Juan Pablo Aljure ’09 M.S.
“Our school is a living textbook for our curriculum,” said Juan Pablo Aljure ’09 M.S., headmaster of the Rochester School near Bogotá, Colombia, of the campus.
Opened last October, the new facility will be certified in August 2013 as a Green School by the United States Green Building Council. It will be the first school in Colombia to achieve the LEED (Leadership in Energy and Education Development) GOLD level.
Aljure, who has been a member of the faculty of the Rochester School since 1987, conceived the K-12 school as a model for “futuristic learning with a climate conducive to cooperation and belonging.” He refined his vision at Florida Tech in 2008–2009, when he earned his master’s degree in environmental resource management.
“Florida Tech was one of the best evaluated universities for environmental engineering and science. I preferred it to other options because of its location, versatile program, beautiful and practical geography for environmental studies and the region’s technological corridor. The weather was also nice. It was a great opportunity for my two children to develop their English skills, and it was convenient to make trips to Colombia,” he said.
Aljure took his ideas back to Colombia, became project director of the facility and led construction, which began June 2011. “We could not have implemented many of the new school’s key sustainable features if I had not done the master’s at FIT,”

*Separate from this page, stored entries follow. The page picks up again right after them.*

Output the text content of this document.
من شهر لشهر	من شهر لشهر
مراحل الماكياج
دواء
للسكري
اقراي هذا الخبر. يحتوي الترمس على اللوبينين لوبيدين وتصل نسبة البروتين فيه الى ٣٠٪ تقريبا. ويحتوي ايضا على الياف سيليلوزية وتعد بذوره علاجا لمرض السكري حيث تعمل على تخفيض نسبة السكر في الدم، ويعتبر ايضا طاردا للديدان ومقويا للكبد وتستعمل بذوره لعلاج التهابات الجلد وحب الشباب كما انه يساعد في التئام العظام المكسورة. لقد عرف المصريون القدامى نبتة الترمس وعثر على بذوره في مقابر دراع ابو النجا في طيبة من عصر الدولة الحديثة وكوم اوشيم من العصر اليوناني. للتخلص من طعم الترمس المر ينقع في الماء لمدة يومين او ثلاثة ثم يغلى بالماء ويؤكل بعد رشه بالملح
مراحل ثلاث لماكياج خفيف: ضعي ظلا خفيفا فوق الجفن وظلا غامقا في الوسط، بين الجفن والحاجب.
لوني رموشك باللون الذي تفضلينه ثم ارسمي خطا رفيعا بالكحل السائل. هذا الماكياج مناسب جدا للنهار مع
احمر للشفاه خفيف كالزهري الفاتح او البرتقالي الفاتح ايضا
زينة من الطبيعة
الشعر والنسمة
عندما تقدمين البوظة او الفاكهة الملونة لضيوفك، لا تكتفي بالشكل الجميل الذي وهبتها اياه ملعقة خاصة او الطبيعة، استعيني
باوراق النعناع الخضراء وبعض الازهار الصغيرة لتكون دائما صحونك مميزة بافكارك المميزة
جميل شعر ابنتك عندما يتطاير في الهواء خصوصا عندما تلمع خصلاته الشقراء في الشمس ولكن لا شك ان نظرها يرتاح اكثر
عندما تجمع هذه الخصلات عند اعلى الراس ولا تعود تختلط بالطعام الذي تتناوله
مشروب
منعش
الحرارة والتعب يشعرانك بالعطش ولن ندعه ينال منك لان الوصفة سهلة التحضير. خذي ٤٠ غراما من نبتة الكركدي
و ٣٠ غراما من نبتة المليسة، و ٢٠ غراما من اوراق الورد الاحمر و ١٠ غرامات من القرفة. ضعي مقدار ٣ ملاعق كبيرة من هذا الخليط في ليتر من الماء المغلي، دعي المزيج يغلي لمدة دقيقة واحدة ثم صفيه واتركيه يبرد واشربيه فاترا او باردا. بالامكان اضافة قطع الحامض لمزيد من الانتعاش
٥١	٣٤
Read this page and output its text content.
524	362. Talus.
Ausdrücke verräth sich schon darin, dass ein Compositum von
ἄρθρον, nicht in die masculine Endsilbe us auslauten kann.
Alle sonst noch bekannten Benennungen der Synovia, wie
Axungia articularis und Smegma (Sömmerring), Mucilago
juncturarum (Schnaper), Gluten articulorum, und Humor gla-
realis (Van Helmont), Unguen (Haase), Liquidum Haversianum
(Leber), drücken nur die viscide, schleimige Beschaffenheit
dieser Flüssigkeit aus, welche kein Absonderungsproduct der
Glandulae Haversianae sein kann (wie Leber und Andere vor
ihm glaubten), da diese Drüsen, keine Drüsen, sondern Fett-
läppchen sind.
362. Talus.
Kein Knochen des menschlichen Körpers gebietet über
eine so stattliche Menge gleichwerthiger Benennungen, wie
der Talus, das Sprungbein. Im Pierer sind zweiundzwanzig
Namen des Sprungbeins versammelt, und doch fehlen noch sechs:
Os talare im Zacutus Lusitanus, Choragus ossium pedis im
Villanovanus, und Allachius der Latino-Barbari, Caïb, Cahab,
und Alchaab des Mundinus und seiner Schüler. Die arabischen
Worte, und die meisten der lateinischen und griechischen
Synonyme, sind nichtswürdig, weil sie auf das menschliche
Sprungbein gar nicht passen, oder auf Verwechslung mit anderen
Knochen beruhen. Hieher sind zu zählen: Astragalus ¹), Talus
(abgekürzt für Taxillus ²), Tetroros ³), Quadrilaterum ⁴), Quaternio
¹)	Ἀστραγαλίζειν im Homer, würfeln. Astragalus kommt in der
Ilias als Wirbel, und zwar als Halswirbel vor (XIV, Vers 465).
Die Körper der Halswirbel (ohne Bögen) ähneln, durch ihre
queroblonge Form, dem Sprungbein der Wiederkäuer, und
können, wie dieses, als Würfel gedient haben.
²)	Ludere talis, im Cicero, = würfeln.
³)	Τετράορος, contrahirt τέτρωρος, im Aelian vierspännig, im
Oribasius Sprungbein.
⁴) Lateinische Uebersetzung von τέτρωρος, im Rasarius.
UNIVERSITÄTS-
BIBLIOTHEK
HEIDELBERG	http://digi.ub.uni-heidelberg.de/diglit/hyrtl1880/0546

The 166,841-square-foot school takes up about a quarter of the property’s acreage, where courtyards, green space and walkways abound. On the grounds is an audeteria (auditorium/cafeteria) featuring 12 arts classrooms, chapel, cafeteria that seats 384, snack bar and a professional theater for 600 spectators.
Among its energy efficiencies, solar collectors and electric pumps heat two swimming pools and dressing rooms, making possible year-round swimming classes. The 20-KW-powered solar photovoltaic arrays atop the middle and high schools provide an energy source that meets 12 percent of the electricity demands of the campus, including automatically controlled LED lighting. The school also incorporates natural diffused lighting.
Tertiary treated wastewater is recycled for toilets and irrigation, removing 35 percent of the former drain on potable water.
The school’s many sustainable features are subjects of study for teachers and students. They “are coming to understand that renewable practices can be implemented and are here to stay,” said Aljure.
He is perhaps most proud of the pedagogical classroom hubs. These extended learning areas surrounded by four or five classrooms, offer a common space where teachers of the same grade level or discipline can team-teach. Flexible, they also create spaces for students and teachers to come together in interest groups and facilitate novel teaching strategies.
“Our students will become adults and citizens of the world with a mental model that is needed now and in the future. We hope that other schools in Colombia can study us to implement their own sustainable facilities and the government of Colombia can look at our project to use what we have done here as a basis for future policy decisions.”
Aljure’s next step is to manage his project. His immediate goal is to pay back the school’s debt.
“All these systems must work as designed to create the real savings to pay off the debt and to provide real data for the curriculum for others to study. This is the management phase where we become a living textbook.”